Le Nouveau Recueil de Faits et Observations 
sur les eaux de Challes de Louis Domenget, 1845

La reliure aux Armes du roi Victor-Emmanuel II de Savoie

Louis Domenget a fait publier plusieurs opuscules sur les caractéristiques de la source, dont le Nouveau recueil de faits et observations sur les eaux de Challes en Savoie (Chambéry, Puthod, 1845) et dix ans plus tard ses Considérations sur les eaux Minérales naturelles, sulfureuses, alcalines, iodurées, bromurées, glairineuses de Challes en Savoie près Chambéry (Chambéry, Imprimerie Nationale, 1855). Un exemplaire de présent du Nouveau Recueil fut offert au roi d’Italie, Victor-Emmanuel II de Savoie. Pour l’occasion l’opuscule in-8 fut imprimé au format in-folio et habillé d’une reliure aux armes de la Maison de Savoie, donnant ainsi des marges disproportionnées à l’exemplaire.

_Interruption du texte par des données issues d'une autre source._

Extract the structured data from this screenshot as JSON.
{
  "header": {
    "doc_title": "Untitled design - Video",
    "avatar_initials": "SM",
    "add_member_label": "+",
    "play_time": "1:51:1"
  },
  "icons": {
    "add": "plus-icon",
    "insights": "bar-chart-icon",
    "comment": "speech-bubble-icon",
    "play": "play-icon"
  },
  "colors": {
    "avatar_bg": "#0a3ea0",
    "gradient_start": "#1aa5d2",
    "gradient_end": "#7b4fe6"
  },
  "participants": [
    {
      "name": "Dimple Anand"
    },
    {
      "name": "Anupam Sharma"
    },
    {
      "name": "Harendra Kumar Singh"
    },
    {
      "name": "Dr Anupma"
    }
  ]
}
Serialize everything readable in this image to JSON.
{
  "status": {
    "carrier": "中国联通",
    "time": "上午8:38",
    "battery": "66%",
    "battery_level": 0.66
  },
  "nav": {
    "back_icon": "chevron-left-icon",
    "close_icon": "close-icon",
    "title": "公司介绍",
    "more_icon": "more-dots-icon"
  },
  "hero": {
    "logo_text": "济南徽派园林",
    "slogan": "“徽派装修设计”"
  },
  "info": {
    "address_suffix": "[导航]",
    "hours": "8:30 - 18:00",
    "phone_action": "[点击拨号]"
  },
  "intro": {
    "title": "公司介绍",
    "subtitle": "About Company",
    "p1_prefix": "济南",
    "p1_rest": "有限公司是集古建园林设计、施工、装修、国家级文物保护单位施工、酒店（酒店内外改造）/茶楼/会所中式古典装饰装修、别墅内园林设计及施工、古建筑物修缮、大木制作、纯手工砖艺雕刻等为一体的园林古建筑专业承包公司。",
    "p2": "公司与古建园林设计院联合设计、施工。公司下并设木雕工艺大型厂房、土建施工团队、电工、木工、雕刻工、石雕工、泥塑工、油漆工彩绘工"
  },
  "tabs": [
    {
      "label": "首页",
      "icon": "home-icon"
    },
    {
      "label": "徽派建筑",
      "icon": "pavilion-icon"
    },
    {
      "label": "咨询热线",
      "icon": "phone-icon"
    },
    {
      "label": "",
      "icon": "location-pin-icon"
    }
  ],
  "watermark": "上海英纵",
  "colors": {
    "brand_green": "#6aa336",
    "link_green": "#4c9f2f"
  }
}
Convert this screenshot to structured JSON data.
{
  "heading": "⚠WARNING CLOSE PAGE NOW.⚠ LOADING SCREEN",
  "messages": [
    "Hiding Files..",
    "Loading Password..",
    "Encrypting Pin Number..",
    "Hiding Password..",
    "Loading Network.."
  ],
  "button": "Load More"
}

De cette longue énumération de titres, force est de conclure que les sources thermales de Savoie ont fait presque couler plus d’encre qu’elles ne débitent d’eau !

Bonne Journée,

Textor



[1] Cabias, Les Vertus merveilleuses des Bains d'Aix en Savoie, 1688 - Cette édition est presque aussi rare que l'édition originale de 1623 (Guilland, Bibliographie d'Aix). On en connaît quatre exemplaires conservés dans les dépôts publics : BnF, BM Lyon, Chambéry et Iéna.